Onde compra os seus livros?

Em diversos locais, mas quase sempre online. Compro muitas edições estrangeiras. 

Qual o livro que mais ofereceu?

A Bíblia. Aquela versão pequenina, de capa azul, que contém o Novo Testamento e os Salmos. 

Se não fosse escritor, o que seria?

Já fui tanta coisa que a pergunta não se me aplica.

Qual o livro que nunca teve paciência para ler?

Para livros, poucos. Para arremedos de livros é que não tenho paciência. Evito esses livros fofinhos que estão na berra. 

Os livros são caros?

Em Portugal, sim. 

Sublinha os livros, dobra os cantos das páginas, ou os livros são para se estimar sem dobrar as lombadas durante a leitura?

Estimo-os. Dobrar e riscar livros é criminoso e Jesus não gosta. 

Que lugar quis conhecer por causa de um livro?

Vilnius. 

Guia-se pelos prémios nas suas leituras?

Em certa medida, sim: evito ao máximo os vencedores de alguns prémios. 

Uma casa sem livros é um jardim sem flores?

É uma má comparação.
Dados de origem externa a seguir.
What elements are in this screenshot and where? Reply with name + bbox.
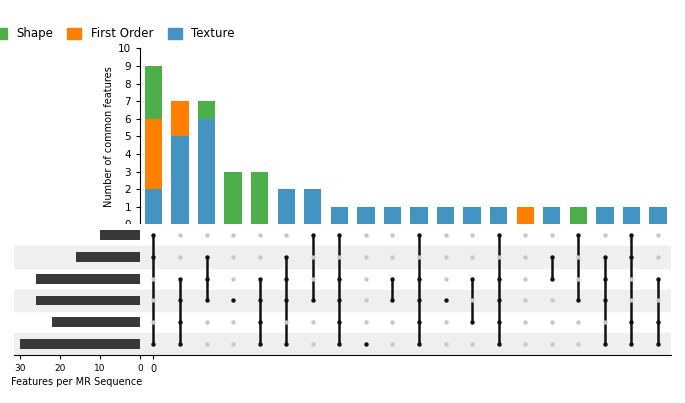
Bar (20, 339, 140, 349)
Bar (543, 207, 560, 224)
Bar (145, 66, 162, 119)
Bar (277, 189, 295, 224)
Y-axis label: Number of common features: Number of common features (104, 66, 114, 207)
Bar (384, 207, 401, 224)
Bar (140, 289, 671, 311)
Bar (140, 246, 671, 268)
Bar (36, 274, 140, 284)
Bar (198, 101, 215, 119)
Bar (596, 207, 614, 224)
Bar (304, 189, 321, 224)
Bar (36, 295, 140, 305)
Bar (171, 136, 188, 224)
Bar (516, 207, 534, 224)
Bar (100, 231, 140, 240)
Bar (464, 207, 481, 224)
Bar (358, 207, 375, 224)
Bar (437, 207, 454, 224)
Bar (198, 119, 215, 224)
Bar (570, 207, 587, 224)
Bar (623, 207, 640, 224)
Bar (14, 289, 140, 311)
X-axis label: Features per MR Sequence: Features per MR Sequence (12, 377, 142, 387)
Bar (649, 207, 667, 224)
Bar (331, 207, 348, 224)
Bar (145, 119, 162, 189)
Bar (171, 101, 188, 136)
Legend: Shape, First Order, Texture: Shape, First Order, Texture (0, 23, 239, 45)
Bar (52, 317, 140, 327)
Bar (14, 333, 140, 355)
Bar (76, 252, 140, 262)
Bar (251, 172, 269, 224)
Bar (14, 246, 140, 268)
Bar (490, 207, 508, 224)
Bar (410, 207, 427, 224)
Bar (225, 172, 242, 224)
Bar (140, 333, 671, 355)
Bar (145, 189, 162, 224)
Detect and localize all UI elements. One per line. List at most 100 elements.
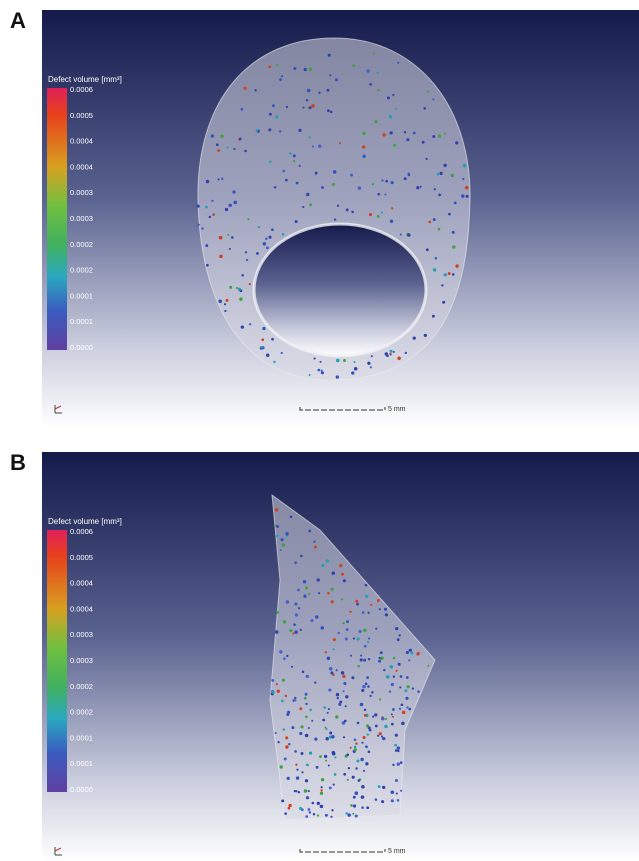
defect	[401, 703, 404, 706]
defect	[286, 713, 289, 716]
defect	[282, 233, 285, 236]
defect	[295, 764, 297, 766]
defect	[383, 669, 385, 671]
defect	[377, 72, 379, 74]
defect	[354, 748, 357, 751]
defect	[219, 236, 223, 240]
defect	[228, 204, 231, 207]
defect	[345, 705, 347, 707]
defect	[354, 739, 357, 742]
defect	[379, 732, 382, 735]
defect	[299, 807, 302, 810]
defect	[317, 369, 320, 372]
defect	[333, 638, 336, 641]
defect	[205, 206, 208, 209]
defect	[363, 770, 365, 772]
color-bar	[47, 530, 67, 792]
defect	[375, 627, 377, 629]
defect	[328, 764, 330, 766]
defect	[279, 78, 282, 81]
defect	[438, 194, 441, 197]
defect	[405, 352, 407, 354]
defect	[321, 186, 324, 189]
defect	[333, 783, 335, 785]
defect	[432, 315, 435, 318]
defect	[280, 765, 283, 768]
defect	[341, 598, 343, 600]
defect	[209, 216, 211, 218]
defect	[269, 113, 272, 116]
defect	[397, 62, 399, 64]
defect	[408, 659, 410, 661]
defect	[328, 688, 331, 691]
defect	[321, 564, 324, 567]
defect	[301, 771, 303, 773]
defect	[224, 303, 226, 305]
defect	[276, 64, 278, 66]
defect	[275, 508, 278, 511]
defect	[328, 708, 330, 710]
defect	[360, 758, 363, 761]
defect	[400, 790, 402, 792]
defect	[211, 200, 213, 202]
defect	[395, 779, 398, 782]
defect	[294, 750, 297, 753]
defect	[413, 132, 416, 135]
defect	[287, 777, 290, 780]
panel: BDefect volume [mm³]0.00060.00050.00040.…	[10, 450, 639, 861]
defect	[271, 228, 274, 231]
defect	[384, 608, 387, 611]
defect	[352, 776, 355, 779]
defect	[254, 89, 256, 91]
scale-label: 0.0002	[70, 266, 93, 275]
defect	[337, 632, 339, 634]
defect	[375, 798, 378, 801]
defect	[241, 325, 244, 328]
defect	[315, 615, 318, 618]
defect	[198, 224, 200, 226]
defect	[455, 264, 458, 267]
defect	[298, 129, 301, 132]
defect	[463, 164, 466, 167]
defect	[420, 186, 422, 188]
defect	[345, 638, 348, 641]
defect	[406, 138, 409, 141]
defect	[367, 641, 369, 643]
defect	[444, 133, 446, 135]
defect	[318, 92, 320, 94]
defect	[365, 762, 368, 765]
defect	[304, 789, 307, 792]
defect	[360, 658, 363, 661]
defect	[399, 686, 401, 688]
defect	[305, 703, 307, 705]
defect	[385, 613, 388, 616]
defect	[293, 67, 296, 70]
defect	[351, 371, 354, 374]
defect	[232, 190, 235, 193]
defect	[291, 726, 294, 729]
defect	[357, 722, 360, 725]
defect	[304, 68, 307, 71]
defect	[326, 559, 329, 562]
defect	[277, 690, 280, 693]
defect	[393, 657, 396, 660]
defect	[377, 193, 380, 196]
defect	[219, 255, 223, 259]
defect	[325, 814, 328, 817]
defect	[309, 136, 311, 138]
defect	[323, 706, 326, 709]
defect	[334, 218, 336, 220]
defect	[286, 106, 288, 108]
defect	[310, 619, 313, 622]
defect	[361, 806, 364, 809]
defect	[290, 516, 293, 519]
defect	[433, 268, 436, 271]
defect	[336, 375, 339, 378]
defect	[353, 361, 355, 363]
figure: ADefect volume [mm³]0.00060.00050.00040.…	[0, 0, 639, 861]
defect	[397, 638, 400, 641]
defect	[346, 753, 349, 756]
defect	[369, 213, 372, 216]
defect	[389, 353, 391, 355]
defect	[249, 283, 251, 285]
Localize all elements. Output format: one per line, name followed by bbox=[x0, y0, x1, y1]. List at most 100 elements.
Grande parte das pessoas só tem livros em casa para a decorar, portanto, por vezes é preferível não ter flores que não desabrocham. 

Como é que organiza a sua biblioteca?

Não organizo, sofro de uma crónica falta de espaço. 

A que livro volta sempre?    

Aos do Céline. Abro-os, leio uma passagem, rio-me e volto a guardá-los.

O autor

João Reis nasceu em Vila Nova de Gaia, em 1985. Estudou Veterinária, licenciou-se em Filosofia, e foi editor da Eucleia Editora, que fundou, de 2010 a 2012. Entre 2012 e 2015, trabalhou e residiu na Noruega, Suécia e Inglaterra, onde exerceu várias profissões. Atualmente, é tradutor literário, especialista em línguas nórdicas, tendo traduzido para português livros de Knut Hamsun, Halldór Laxness, August Strindberg e Patrick White, entre muitos outros. Em 2015, foi finalista do Bare Fiction Prize, na categoria de flash fiction, e, em 2018, foi-lhe atribuída uma das bolsas de criação literária da DGLAB. Quando Servi Gil Vicente é o quarto romance na Elsinore, antecedido por A Noiva do Tradutor, publicado nos EUA, em 2019, A Avó e a Neve Russa, finalista do prémio Fernando Namora 2018, e de A Devastação do Silêncio, um dos romances semifinalistas do Prémio Oceanos 2019.